Analysis of predicted recipients and donors suggested a discrete set of potential transfer pathways (Fig. 6E, F). For mphA, a single recipient in the class Polyangia (phylum Myxococcota) was predicted for two potential donors of the orders Xanthomonadales (phylum Proteobacteria) and Myxococcia (Myxococcota) (Fig. 6E, Supplementary Fig. 15). By contrast, the pathway for sul2 included multiple potential recipients and donors and could variably be described by HGT through some route spanning Gammaproteobacteria, Alphaproteobacteria and Bacteroidia.

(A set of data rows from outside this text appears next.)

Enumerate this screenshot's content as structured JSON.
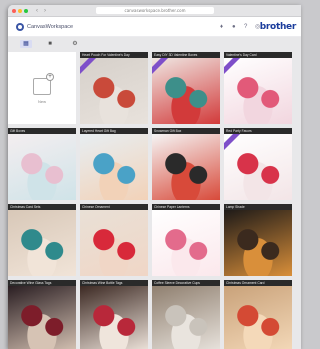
{
  "browser": {
    "url": "canvasworkspace.brother.com"
  },
  "header": {
    "app_title": "CanvasWorkspace",
    "brand": "brother",
    "icons": [
      "lightbulb-icon",
      "user-icon",
      "help-icon",
      "globe-icon"
    ]
  },
  "toolbar": {
    "icons": [
      "grid-view-icon",
      "category-icon",
      "settings-icon"
    ]
  },
  "upload": {
    "label": "New"
  },
  "projects": [
    {
      "caption": "Heart Pouch For Valentine's Day",
      "ribbon": true,
      "palette": [
        "#c94a3a",
        "#e8e2dc",
        "#d6d0ca"
      ]
    },
    {
      "caption": "Easy DIY 3D Valentine Boxes",
      "ribbon": true,
      "palette": [
        "#3d8f8a",
        "#d23a3a",
        "#efe7e3"
      ]
    },
    {
      "caption": "Valentine's Day Card",
      "ribbon": true,
      "palette": [
        "#e25a79",
        "#f2d6df",
        "#ffffff"
      ]
    },
    {
      "caption": "Gift Boxes",
      "ribbon": false,
      "palette": [
        "#e8bfd0",
        "#cfe3e8",
        "#f4eef0"
      ]
    },
    {
      "caption": "Layered Heart Gift Bag",
      "ribbon": false,
      "palette": [
        "#4aa2c7",
        "#f2d2b8",
        "#e7eef2"
      ]
    },
    {
      "caption": "Snowman Gift Box",
      "ribbon": false,
      "palette": [
        "#2a2a2a",
        "#d84a3a",
        "#f5f5f5"
      ]
    },
    {
      "caption": "Red Party Favors",
      "ribbon": true,
      "palette": [
        "#d8334a",
        "#f3e5e7",
        "#ffffff"
      ]
    },
    {
      "caption": "Christmas Card Sets",
      "ribbon": false,
      "palette": [
        "#2f8a8c",
        "#f1e4d8",
        "#d8c8b8"
      ]
    },
    {
      "caption": "Chinese Ornament",
      "ribbon": false,
      "palette": [
        "#d8293a",
        "#f0d6c6",
        "#e9e0d6"
      ]
    },
    {
      "caption": "Chinese Paper Lanterns",
      "ribbon": false,
      "palette": [
        "#e36b8c",
        "#fbe8ec",
        "#ffffff"
      ]
    },
    {
      "caption": "Lamp Shade",
      "ribbon": false,
      "palette": [
        "#3b2a1e",
        "#d98f3a",
        "#1e1a18"
      ]
    },
    {
      "caption": "Decorative Wine Glass Tags",
      "ribbon": false,
      "palette": [
        "#7d1d2a",
        "#d6c3b4",
        "#2a1e22"
      ]
    },
    {
      "caption": "Christmas Wine Bottle Tags",
      "ribbon": false,
      "palette": [
        "#b8283a",
        "#efe5dc",
        "#3d2a24"
      ]
    },
    {
      "caption": "Coffee Sleeve Decorative Cups",
      "ribbon": false,
      "palette": [
        "#c9c3bb",
        "#e9e4de",
        "#8f7f6f"
      ]
    },
    {
      "caption": "Christmas Ornament Card",
      "ribbon": false,
      "palette": [
        "#d44a34",
        "#f4d9b9",
        "#c9a27a"
      ]
    }
  ]
}
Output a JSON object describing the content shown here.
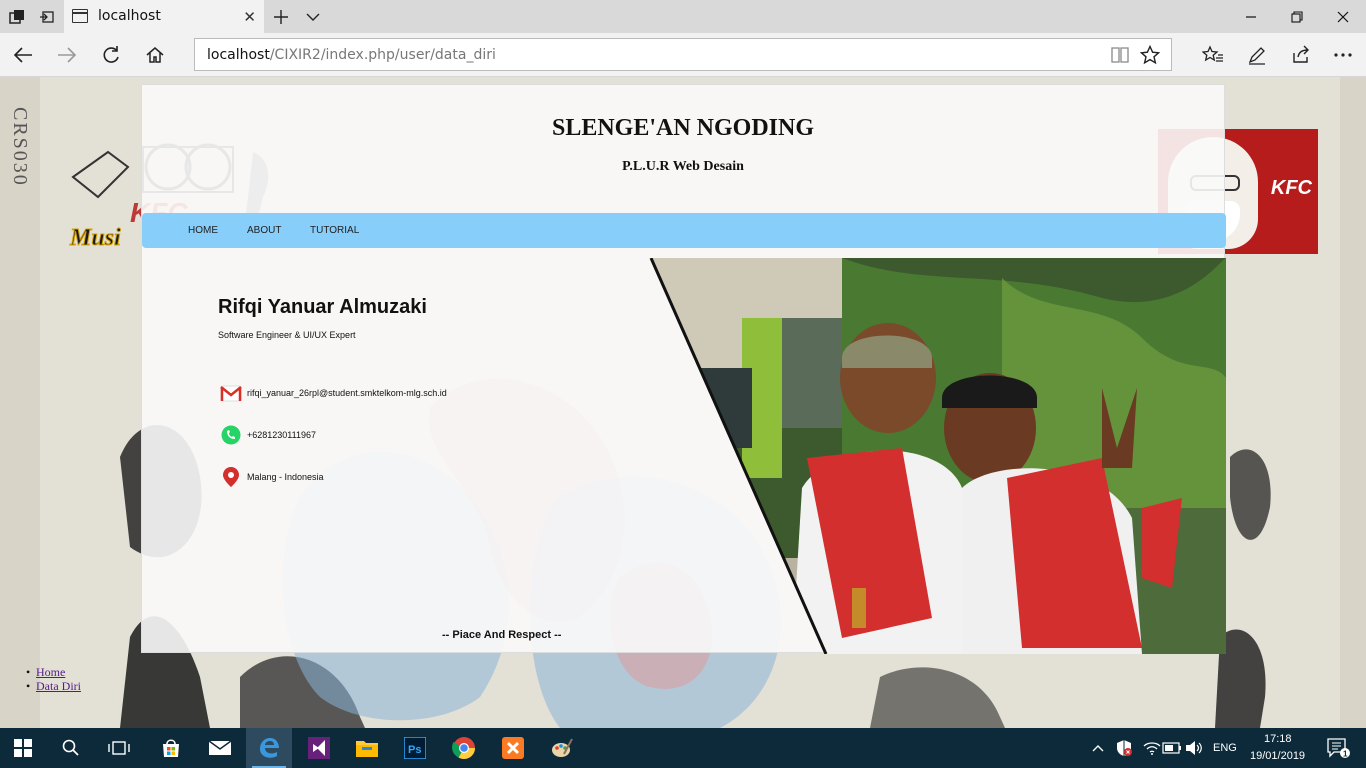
{
  "browser": {
    "tab_title": "localhost",
    "url_host": "localhost",
    "url_path": "/CIXIR2/index.php/user/data_diri"
  },
  "site": {
    "title": "SLENGE'AN NGODING",
    "subtitle": "P.L.U.R Web Desain",
    "menu": [
      "HOME",
      "ABOUT",
      "TUTORIAL"
    ]
  },
  "profile": {
    "name": "Rifqi Yanuar Almuzaki",
    "role": "Software Engineer & UI/UX Expert",
    "email": "rifqi_yanuar_26rpl@student.smktelkom-mlg.sch.id",
    "phone": "+6281230111967",
    "location": "Malang - Indonesia",
    "motto": "-- Piace And Respect --"
  },
  "background": {
    "vertical_text": "CRS030",
    "kfc_right_text": "KFC",
    "kfc_left_text": "KFC",
    "music_text": "Musi"
  },
  "page_links": [
    "Home",
    "Data Diri"
  ],
  "taskbar": {
    "language": "ENG",
    "time": "17:18",
    "date": "19/01/2019",
    "notifications": "1"
  },
  "colors": {
    "menu_bg": "#87cefa",
    "taskbar_bg": "#0d2a3a",
    "link": "#551a8b"
  }
}
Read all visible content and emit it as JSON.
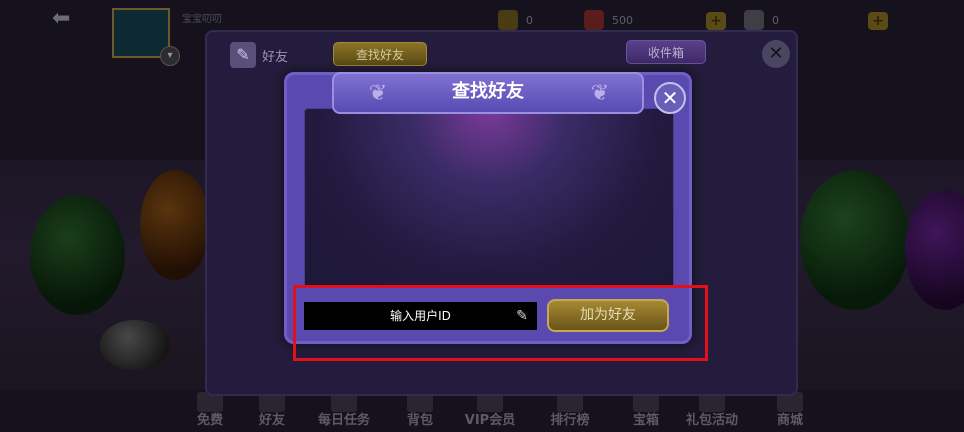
{
  "player": {
    "name": "宝宝叨叨"
  },
  "stats": {
    "trophies": "0",
    "chips": "500",
    "coupons": "0"
  },
  "friends_panel": {
    "title": "好友",
    "tab_search": "查找好友",
    "inbox": "收件箱",
    "close": "✕"
  },
  "dialog": {
    "title": "查找好友",
    "close": "✕",
    "input_placeholder": "输入用户ID",
    "add_button": "加为好友"
  },
  "bottom_nav": [
    "免费",
    "好友",
    "每日任务",
    "背包",
    "VIP会员",
    "排行榜",
    "宝箱",
    "礼包活动",
    "商城"
  ],
  "colors": {
    "accent_gold": "#a58a34",
    "dialog_purple": "#5a4ab0",
    "highlight_red": "#e3101b"
  }
}
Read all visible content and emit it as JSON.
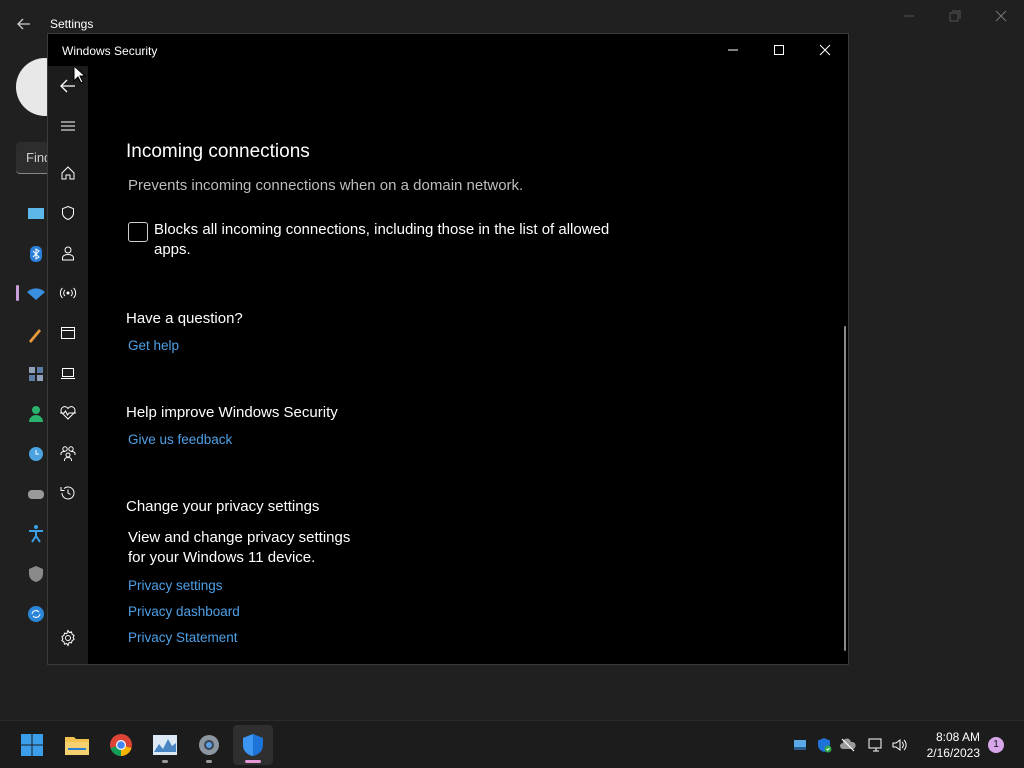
{
  "settings": {
    "title": "Settings",
    "search_placeholder": "Find"
  },
  "window": {
    "title": "Windows Security"
  },
  "content": {
    "incoming": {
      "heading": "Incoming connections",
      "description": "Prevents incoming connections when on a domain network.",
      "checkbox_label": "Blocks all incoming connections, including those in the list of allowed apps.",
      "checked": false
    },
    "question": {
      "heading": "Have a question?",
      "link": "Get help"
    },
    "improve": {
      "heading": "Help improve Windows Security",
      "link": "Give us feedback"
    },
    "privacy": {
      "heading": "Change your privacy settings",
      "description_line1": "View and change privacy settings",
      "description_line2": "for your Windows 11 device.",
      "links": [
        "Privacy settings",
        "Privacy dashboard",
        "Privacy Statement"
      ]
    }
  },
  "rail_icons": [
    "back-icon",
    "menu-icon",
    "home-icon",
    "shield-icon",
    "account-icon",
    "network-icon",
    "app-browser-icon",
    "device-icon",
    "health-icon",
    "family-icon",
    "history-icon",
    "settings-gear-icon"
  ],
  "taskbar": {
    "time": "8:08 AM",
    "date": "2/16/2023",
    "notification_count": "1"
  },
  "colors": {
    "link": "#4ea0e6",
    "accent_active": "#e597d6",
    "window_bg": "#000000"
  }
}
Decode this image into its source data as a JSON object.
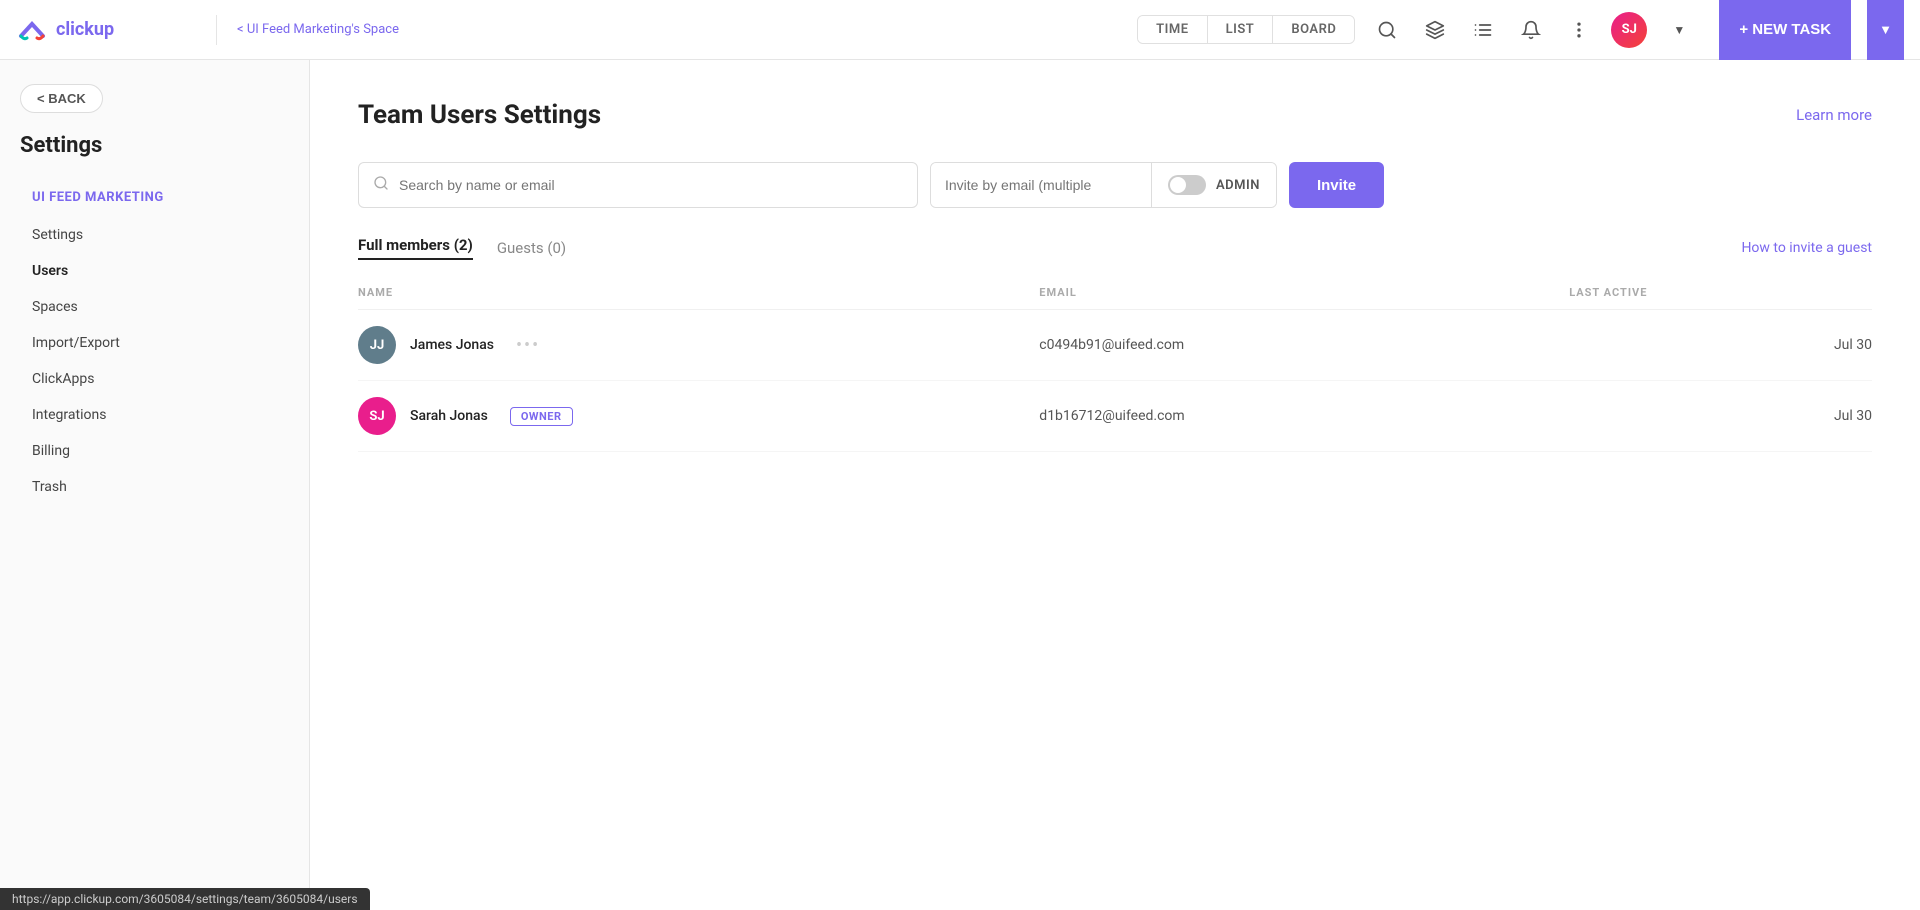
{
  "topnav": {
    "logo_text": "clickup",
    "breadcrumb_back": "< UI Feed Marketing's Space",
    "tabs": [
      {
        "label": "TIME",
        "id": "time"
      },
      {
        "label": "LIST",
        "id": "list"
      },
      {
        "label": "BOARD",
        "id": "board"
      }
    ],
    "new_task_label": "+ NEW TASK",
    "avatar_initials": "SJ"
  },
  "sidebar": {
    "back_label": "< BACK",
    "heading": "Settings",
    "active_item": "UI FEED MARKETING",
    "nav_items": [
      {
        "label": "Settings",
        "id": "settings"
      },
      {
        "label": "Users",
        "id": "users"
      },
      {
        "label": "Spaces",
        "id": "spaces"
      },
      {
        "label": "Import/Export",
        "id": "import-export"
      },
      {
        "label": "ClickApps",
        "id": "clickapps"
      },
      {
        "label": "Integrations",
        "id": "integrations"
      },
      {
        "label": "Billing",
        "id": "billing"
      },
      {
        "label": "Trash",
        "id": "trash"
      }
    ]
  },
  "main": {
    "page_title": "Team Users Settings",
    "learn_more": "Learn more",
    "search_placeholder": "Search by name or email",
    "invite_placeholder": "Invite by email (multiple",
    "admin_label": "ADMIN",
    "invite_button": "Invite",
    "tabs": [
      {
        "label": "Full members (2)",
        "id": "full-members",
        "active": true
      },
      {
        "label": "Guests (0)",
        "id": "guests",
        "active": false
      }
    ],
    "how_to_invite": "How to invite a guest",
    "table_headers": {
      "name": "NAME",
      "email": "EMAIL",
      "last_active": "LAST ACTIVE"
    },
    "members": [
      {
        "id": "james-jonas",
        "initials": "JJ",
        "avatar_class": "avatar-jj",
        "name": "James Jonas",
        "email": "c0494b91@uifeed.com",
        "last_active": "Jul 30",
        "is_owner": false,
        "dots": "•••"
      },
      {
        "id": "sarah-jonas",
        "initials": "SJ",
        "avatar_class": "avatar-sj",
        "name": "Sarah Jonas",
        "email": "d1b16712@uifeed.com",
        "last_active": "Jul 30",
        "is_owner": true,
        "owner_label": "OWNER"
      }
    ]
  },
  "status_bar": {
    "url": "https://app.clickup.com/3605084/settings/team/3605084/users"
  }
}
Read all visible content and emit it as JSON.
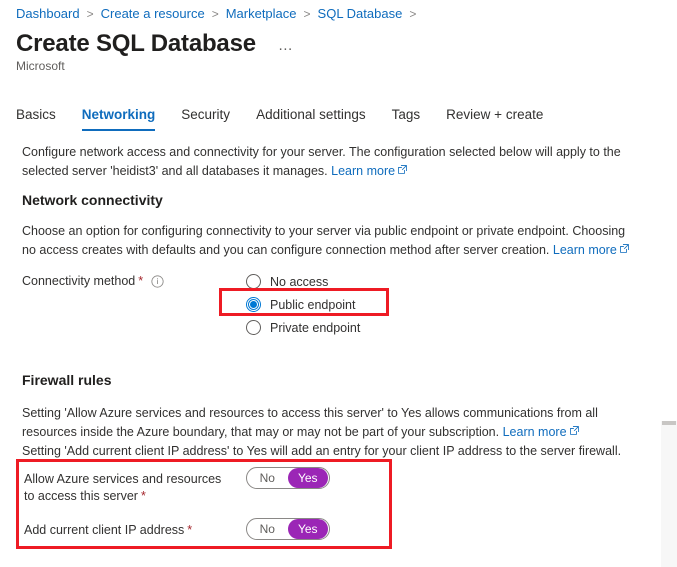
{
  "breadcrumb": {
    "items": [
      "Dashboard",
      "Create a resource",
      "Marketplace",
      "SQL Database"
    ],
    "separator": ">"
  },
  "header": {
    "title": "Create SQL Database",
    "subtitle": "Microsoft",
    "more_menu": "…"
  },
  "tabs": [
    {
      "label": "Basics",
      "active": false
    },
    {
      "label": "Networking",
      "active": true
    },
    {
      "label": "Security",
      "active": false
    },
    {
      "label": "Additional settings",
      "active": false
    },
    {
      "label": "Tags",
      "active": false
    },
    {
      "label": "Review + create",
      "active": false
    }
  ],
  "intro": {
    "text": "Configure network access and connectivity for your server. The configuration selected below will apply to the selected server 'heidist3' and all databases it manages.",
    "link": "Learn more"
  },
  "network_connectivity": {
    "heading": "Network connectivity",
    "description": "Choose an option for configuring connectivity to your server via public endpoint or private endpoint. Choosing no access creates with defaults and you can configure connection method after server creation.",
    "link": "Learn more",
    "field_label": "Connectivity method",
    "required_marker": "*",
    "options": [
      {
        "label": "No access",
        "selected": false
      },
      {
        "label": "Public endpoint",
        "selected": true
      },
      {
        "label": "Private endpoint",
        "selected": false
      }
    ]
  },
  "firewall_rules": {
    "heading": "Firewall rules",
    "description_line1": "Setting 'Allow Azure services and resources to access this server' to Yes allows communications from all resources inside the Azure boundary, that may or may not be part of your subscription.",
    "link": "Learn more",
    "description_line2": "Setting 'Add current client IP address' to Yes will add an entry for your client IP address to the server firewall.",
    "toggles": [
      {
        "label": "Allow Azure services and resources to access this server",
        "required_marker": "*",
        "off_label": "No",
        "on_label": "Yes",
        "value": "Yes"
      },
      {
        "label": "Add current client IP address",
        "required_marker": "*",
        "off_label": "No",
        "on_label": "Yes",
        "value": "Yes"
      }
    ]
  },
  "colors": {
    "link_blue": "#0f6cbd",
    "radio_blue": "#0078d4",
    "toggle_purple": "#9b26b6",
    "annotation_red": "#ee1b24",
    "required_red": "#a4262c"
  }
}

The use of the in situ criteria did rule out transfer from Alphaproteobacteria to Bacteroidia, but not from Gammaproteobacteria to Bacteroidia (Fig. 6F, Supplementary Fig. 16). A single pathway of sul1 transfer was detected that suggested a transfer from Sphingomonadaceae of Alphaproteobacteria to Gammaproteobacteria, however the putative donor and recipients aligned against one another at their respective edges (Supplementary Fig. 17).

Multi-level transfer of mphA linked to a novel myxophage

Further scrutiny of the Myxococcota genetic contexts of mphA revealed that they likely were derived from a phage (Fig. 7). This finding is notable, as the role of phages in the evolution of antibiotic resistance remains unclear, especially in environmental matrices. Further inspection revealed that closely-related phage genomes were detected in many samples, but the assemblies were fragmented into two approximately 20,000 base pair segments (Fig. 7A), essentially dividing the genome into halves, with only a few of the fragments encoding mphA (Fig. 7B). Draft genomes were constructed by scaffolding contigs based on their alignment to a similar prophage region in NCBI (Supplementary Methods S1, Supplementary Fig. 18) (Fig. 7D). The assemblies produced by HybridSPAdes and OPERA-MS predicting the encoding of mphA in the phage genome were validated by the identification of nanopore reads that aligned to both Myxococcota genomes and Enterobacterales in NCBI. The alignments corresponded to the prophage and mphA coding region, respectively (Supplementary Data 10, Supplementary Figs. 19, 20). Similar putative prophage regions were detected in numerous publicly available genomes (Fig. 7C, Supplementary Table 1), but lacked any known resistance genes. However, one putative prophage detected in Danish AS-derived MAG CP064980.1 (Fig. 7D) was integrated near genes encoding macrolide ATP-binding transporter/permease, MacA/MacB (Supplementary Fig. 19). Relative abundances of putative donors and recipients, and the taxonomic assignment of contigs, suggested that the Proteobacteria context was possibly associated with bin82, a Dokdonella sp. The contig had remarkably similar abundance profiles and concordant taxonomic assignments (Fig. 7F, G). The potential donor of the predicted class-level HGT of mphA, taxonomic assignment Myxococcia, was represented by multiple contigs (Supplementary Fig. 15). Only two MAGs of class Myxococcia were found, which displayed opposite trends in abundance over time (Fig. 7H, I). Potential recipients of mphA encoded by the myxophage (according to class-level taxonomic assignment ascribed to the phage contig) included 43 Polyangia dereplicated bins (Supplementary Data 11) spanning all four CAGs.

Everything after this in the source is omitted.